Abstract

We previously identified spinophilin as a regulator of α₂ adrenergic receptor (α₂AR) trafficking and signaling in vitro and in vivo (Science 304:1940–1944, 2004). To assess the generalized role of spinophilin in regulating α₂AR functions in vivo, the present study examined the impact of eliminating spinophilin on α₂AR-evoked cardiovascular and hypnotic responses, previously demonstrated to be mediated by the α_2AAR subtype, after systemic administration of the α₂-agonists 5-bromo-N-(4,5-dihydro-1H-imidazol-2-yl)-6-quinoxalinamine (UK14,304) and clonidine in spinophilin-null mice. Mice lacking spinophilin expression display dramatically enhanced and prolonged hypotensive, bradycardic, and sedative-hypnotic responses to α₂AR stimulation.

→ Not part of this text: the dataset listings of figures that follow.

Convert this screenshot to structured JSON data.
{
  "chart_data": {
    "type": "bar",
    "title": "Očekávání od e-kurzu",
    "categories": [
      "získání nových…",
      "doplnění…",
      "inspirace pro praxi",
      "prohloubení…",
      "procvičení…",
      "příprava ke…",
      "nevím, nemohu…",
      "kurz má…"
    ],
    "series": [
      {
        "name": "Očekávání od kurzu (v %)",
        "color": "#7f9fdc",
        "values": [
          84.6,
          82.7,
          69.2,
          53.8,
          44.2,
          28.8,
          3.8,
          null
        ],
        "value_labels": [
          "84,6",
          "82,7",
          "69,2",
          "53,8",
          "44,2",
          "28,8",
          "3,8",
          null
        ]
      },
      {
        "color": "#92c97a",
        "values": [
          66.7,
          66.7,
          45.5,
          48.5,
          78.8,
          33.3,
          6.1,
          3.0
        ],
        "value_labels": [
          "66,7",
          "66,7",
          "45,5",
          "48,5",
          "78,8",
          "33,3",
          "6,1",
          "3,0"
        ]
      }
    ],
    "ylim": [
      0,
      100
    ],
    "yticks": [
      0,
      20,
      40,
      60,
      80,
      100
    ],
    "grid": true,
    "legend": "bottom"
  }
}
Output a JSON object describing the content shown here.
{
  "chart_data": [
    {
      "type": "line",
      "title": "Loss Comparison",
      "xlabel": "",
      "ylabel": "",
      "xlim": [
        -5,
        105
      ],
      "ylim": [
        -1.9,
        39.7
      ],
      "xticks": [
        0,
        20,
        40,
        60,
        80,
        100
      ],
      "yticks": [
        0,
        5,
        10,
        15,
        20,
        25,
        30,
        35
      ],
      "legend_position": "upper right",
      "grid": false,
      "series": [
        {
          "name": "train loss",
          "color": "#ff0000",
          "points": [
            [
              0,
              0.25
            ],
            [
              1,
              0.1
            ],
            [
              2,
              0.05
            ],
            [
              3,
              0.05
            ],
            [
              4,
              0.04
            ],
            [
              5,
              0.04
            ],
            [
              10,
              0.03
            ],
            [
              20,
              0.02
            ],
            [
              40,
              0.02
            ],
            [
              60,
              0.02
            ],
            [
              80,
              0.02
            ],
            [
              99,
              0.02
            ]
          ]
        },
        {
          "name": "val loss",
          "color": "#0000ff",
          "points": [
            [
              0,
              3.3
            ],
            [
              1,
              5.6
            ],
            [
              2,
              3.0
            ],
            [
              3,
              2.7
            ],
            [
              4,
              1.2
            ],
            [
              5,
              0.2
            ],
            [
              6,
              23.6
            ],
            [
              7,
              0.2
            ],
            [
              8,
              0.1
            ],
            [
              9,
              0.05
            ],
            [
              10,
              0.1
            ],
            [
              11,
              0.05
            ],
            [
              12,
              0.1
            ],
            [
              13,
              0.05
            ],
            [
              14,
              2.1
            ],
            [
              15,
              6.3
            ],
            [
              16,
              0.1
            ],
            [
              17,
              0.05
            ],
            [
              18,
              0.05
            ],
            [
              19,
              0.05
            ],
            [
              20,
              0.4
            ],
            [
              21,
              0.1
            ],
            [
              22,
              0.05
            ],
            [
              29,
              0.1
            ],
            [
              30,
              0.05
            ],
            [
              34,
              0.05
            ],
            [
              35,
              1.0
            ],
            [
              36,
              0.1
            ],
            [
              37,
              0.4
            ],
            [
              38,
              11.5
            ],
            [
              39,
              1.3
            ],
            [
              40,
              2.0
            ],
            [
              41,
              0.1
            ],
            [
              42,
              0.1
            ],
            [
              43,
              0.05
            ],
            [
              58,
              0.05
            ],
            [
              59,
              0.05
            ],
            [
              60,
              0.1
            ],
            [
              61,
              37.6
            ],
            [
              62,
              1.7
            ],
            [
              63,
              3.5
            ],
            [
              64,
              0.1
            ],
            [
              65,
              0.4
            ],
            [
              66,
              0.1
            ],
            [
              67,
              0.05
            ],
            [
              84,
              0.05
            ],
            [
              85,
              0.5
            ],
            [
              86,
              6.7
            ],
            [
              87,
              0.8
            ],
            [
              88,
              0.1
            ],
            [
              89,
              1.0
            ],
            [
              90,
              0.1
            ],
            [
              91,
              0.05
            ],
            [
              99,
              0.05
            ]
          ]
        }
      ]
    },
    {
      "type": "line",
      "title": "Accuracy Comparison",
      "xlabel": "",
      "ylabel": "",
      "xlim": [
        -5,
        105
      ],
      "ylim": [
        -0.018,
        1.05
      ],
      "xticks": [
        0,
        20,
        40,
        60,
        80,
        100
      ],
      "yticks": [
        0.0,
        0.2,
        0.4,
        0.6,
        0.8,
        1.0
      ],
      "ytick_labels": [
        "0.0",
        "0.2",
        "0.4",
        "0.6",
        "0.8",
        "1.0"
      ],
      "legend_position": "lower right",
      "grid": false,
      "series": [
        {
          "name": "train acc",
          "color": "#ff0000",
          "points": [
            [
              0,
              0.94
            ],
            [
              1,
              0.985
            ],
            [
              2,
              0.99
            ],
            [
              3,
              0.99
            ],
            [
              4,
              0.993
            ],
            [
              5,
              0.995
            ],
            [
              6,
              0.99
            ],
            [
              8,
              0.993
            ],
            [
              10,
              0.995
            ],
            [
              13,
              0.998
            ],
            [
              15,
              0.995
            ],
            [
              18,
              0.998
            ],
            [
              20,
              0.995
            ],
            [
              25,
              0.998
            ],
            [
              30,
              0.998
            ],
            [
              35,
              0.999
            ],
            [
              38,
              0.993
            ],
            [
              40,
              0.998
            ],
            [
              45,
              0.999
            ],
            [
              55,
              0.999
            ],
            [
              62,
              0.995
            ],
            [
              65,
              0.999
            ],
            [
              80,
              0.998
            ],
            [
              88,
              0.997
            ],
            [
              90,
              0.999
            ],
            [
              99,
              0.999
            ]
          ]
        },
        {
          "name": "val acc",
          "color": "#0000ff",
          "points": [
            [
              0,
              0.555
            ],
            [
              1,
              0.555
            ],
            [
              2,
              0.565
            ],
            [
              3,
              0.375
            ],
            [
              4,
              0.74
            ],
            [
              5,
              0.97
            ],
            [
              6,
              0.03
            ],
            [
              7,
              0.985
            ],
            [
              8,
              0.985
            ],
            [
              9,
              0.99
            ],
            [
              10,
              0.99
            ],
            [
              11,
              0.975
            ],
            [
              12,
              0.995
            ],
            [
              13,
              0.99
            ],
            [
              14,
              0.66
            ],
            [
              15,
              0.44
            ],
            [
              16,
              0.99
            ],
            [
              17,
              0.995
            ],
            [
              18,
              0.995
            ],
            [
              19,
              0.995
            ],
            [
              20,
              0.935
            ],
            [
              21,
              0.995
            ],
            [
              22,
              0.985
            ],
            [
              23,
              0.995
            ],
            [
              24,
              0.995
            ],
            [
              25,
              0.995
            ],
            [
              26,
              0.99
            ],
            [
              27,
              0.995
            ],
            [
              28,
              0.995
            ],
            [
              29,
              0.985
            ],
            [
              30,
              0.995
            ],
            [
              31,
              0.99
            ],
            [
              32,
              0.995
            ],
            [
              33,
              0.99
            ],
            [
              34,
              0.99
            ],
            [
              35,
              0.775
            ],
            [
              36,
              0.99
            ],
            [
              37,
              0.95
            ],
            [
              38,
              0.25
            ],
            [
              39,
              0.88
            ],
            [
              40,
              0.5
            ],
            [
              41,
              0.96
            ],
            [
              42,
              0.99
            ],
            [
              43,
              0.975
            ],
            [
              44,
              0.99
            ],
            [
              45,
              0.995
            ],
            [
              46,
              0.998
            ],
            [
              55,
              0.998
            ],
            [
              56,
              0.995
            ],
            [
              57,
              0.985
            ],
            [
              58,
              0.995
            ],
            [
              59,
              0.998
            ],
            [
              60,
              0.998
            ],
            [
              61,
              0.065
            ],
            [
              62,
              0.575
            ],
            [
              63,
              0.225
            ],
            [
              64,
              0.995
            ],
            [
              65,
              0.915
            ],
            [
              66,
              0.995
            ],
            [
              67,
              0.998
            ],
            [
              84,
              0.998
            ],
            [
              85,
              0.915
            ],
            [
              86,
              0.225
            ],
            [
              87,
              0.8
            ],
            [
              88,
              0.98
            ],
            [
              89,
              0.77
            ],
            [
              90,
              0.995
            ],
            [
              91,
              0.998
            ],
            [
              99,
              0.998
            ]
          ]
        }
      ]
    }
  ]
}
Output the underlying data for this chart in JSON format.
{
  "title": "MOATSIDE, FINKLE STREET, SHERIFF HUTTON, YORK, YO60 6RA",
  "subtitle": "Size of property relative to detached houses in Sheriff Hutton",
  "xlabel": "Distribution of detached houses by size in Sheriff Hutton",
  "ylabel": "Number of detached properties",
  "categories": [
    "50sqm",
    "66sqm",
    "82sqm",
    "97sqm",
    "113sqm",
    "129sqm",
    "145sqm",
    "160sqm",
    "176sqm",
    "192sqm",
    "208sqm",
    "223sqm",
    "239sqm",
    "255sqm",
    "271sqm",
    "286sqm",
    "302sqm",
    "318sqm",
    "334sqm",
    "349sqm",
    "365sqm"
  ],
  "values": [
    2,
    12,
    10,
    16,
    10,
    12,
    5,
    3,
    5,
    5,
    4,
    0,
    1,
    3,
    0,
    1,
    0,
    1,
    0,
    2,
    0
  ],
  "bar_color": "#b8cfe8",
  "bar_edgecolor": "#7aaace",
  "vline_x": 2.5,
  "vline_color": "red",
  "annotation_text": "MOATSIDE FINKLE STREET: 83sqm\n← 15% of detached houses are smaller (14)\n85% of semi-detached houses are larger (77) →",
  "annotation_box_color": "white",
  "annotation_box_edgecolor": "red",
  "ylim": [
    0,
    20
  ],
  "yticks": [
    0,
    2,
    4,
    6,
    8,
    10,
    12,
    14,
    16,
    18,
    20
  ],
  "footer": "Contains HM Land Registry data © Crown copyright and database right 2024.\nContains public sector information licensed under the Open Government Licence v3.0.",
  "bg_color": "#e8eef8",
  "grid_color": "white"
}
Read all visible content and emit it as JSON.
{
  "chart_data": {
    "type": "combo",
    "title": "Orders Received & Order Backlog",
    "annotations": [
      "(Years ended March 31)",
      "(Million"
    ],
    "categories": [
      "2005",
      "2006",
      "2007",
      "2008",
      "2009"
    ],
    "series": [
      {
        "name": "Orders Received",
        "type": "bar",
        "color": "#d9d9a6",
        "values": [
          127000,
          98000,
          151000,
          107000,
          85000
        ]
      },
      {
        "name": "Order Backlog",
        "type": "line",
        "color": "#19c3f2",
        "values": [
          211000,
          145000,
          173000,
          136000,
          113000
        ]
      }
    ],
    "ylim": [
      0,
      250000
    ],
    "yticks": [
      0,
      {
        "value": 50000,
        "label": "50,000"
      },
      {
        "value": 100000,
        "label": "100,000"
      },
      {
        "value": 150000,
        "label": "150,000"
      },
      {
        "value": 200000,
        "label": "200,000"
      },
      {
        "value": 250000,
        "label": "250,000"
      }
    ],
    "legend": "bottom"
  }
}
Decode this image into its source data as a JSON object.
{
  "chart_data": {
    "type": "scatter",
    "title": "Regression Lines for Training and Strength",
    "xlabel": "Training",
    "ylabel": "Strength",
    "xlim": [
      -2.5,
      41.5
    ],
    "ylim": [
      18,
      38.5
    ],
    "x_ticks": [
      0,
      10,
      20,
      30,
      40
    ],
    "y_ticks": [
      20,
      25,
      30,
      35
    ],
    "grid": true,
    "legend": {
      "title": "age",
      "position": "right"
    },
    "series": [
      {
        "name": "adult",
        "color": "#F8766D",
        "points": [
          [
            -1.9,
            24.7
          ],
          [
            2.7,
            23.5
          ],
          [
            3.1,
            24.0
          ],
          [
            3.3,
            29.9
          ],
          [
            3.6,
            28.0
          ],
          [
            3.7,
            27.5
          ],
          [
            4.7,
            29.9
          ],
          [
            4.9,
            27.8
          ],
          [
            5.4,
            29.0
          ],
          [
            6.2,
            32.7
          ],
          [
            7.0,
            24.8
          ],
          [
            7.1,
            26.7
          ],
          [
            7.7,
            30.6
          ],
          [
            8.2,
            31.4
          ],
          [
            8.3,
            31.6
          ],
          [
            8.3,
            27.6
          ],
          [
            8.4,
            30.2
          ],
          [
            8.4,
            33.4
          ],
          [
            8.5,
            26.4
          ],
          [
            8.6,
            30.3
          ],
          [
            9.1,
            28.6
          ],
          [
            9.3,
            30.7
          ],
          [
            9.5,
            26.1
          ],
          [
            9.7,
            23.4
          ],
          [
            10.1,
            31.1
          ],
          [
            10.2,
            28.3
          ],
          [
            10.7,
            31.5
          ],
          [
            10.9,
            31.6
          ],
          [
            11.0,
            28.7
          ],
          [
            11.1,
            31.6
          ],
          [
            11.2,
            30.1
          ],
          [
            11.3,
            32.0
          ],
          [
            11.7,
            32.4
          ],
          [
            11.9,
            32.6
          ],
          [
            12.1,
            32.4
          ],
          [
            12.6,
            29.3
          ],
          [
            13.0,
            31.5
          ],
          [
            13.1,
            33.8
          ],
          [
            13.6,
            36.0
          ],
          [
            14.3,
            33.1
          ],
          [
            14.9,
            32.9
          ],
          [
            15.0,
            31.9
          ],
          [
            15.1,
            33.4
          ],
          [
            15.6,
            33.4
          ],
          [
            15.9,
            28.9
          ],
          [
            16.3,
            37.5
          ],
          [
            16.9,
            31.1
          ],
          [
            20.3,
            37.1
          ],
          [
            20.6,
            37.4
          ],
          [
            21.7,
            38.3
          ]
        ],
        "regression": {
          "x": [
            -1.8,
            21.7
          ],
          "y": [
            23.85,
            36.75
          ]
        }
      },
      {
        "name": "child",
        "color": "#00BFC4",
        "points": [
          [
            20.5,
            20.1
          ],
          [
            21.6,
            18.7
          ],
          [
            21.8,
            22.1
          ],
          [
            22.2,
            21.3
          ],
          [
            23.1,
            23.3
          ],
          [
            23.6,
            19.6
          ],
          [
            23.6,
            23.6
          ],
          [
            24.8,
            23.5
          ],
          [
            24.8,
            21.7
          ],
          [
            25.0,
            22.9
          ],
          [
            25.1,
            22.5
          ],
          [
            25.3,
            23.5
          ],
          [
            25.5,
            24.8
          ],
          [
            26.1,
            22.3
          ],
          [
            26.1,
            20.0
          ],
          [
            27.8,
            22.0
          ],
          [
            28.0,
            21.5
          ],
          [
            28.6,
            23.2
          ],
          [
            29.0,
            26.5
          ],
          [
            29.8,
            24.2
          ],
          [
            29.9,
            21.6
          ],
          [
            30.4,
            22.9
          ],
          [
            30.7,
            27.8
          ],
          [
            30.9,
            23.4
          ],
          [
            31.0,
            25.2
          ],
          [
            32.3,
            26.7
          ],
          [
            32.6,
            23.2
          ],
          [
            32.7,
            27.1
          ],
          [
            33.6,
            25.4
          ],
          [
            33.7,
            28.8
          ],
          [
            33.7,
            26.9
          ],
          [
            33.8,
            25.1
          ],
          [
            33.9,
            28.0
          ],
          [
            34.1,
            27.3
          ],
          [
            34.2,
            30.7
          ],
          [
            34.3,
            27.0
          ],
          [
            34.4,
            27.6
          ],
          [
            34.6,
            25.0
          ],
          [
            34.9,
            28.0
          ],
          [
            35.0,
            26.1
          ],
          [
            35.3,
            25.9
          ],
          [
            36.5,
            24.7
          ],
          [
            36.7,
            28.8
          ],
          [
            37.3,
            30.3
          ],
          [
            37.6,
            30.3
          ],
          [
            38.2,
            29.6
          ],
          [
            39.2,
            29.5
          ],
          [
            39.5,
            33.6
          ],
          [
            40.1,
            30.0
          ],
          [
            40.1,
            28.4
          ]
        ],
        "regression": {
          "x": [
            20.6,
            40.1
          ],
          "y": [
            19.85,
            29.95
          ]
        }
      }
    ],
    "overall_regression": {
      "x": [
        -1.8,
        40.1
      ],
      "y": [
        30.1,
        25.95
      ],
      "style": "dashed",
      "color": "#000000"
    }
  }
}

Whereas these changes in sensitivity to α₂AR agonists occur independent of any changes in α_2AAR density or intrinsic affinity for agonist in the brains of spinophilin-null mice compared with wild-type control mice, the coupling of the α_2AAR to cognate G proteins is enhanced in spinophilin-null mice. Thus, brain preparations from spinophilin-null mice demonstrate enhanced guanine nucleotide regulation of UK14,304 binding and evidence of a larger fraction of α_2AAR in the guanine-nucleotide-sensitive higher affinity state compared with those from wild-type mice. These findings suggest that eliminating spinophilin expression in native tissues leads to an enhanced receptor/G protein coupling efficiency that contributes to sensitization of receptor mediated responses in vivo.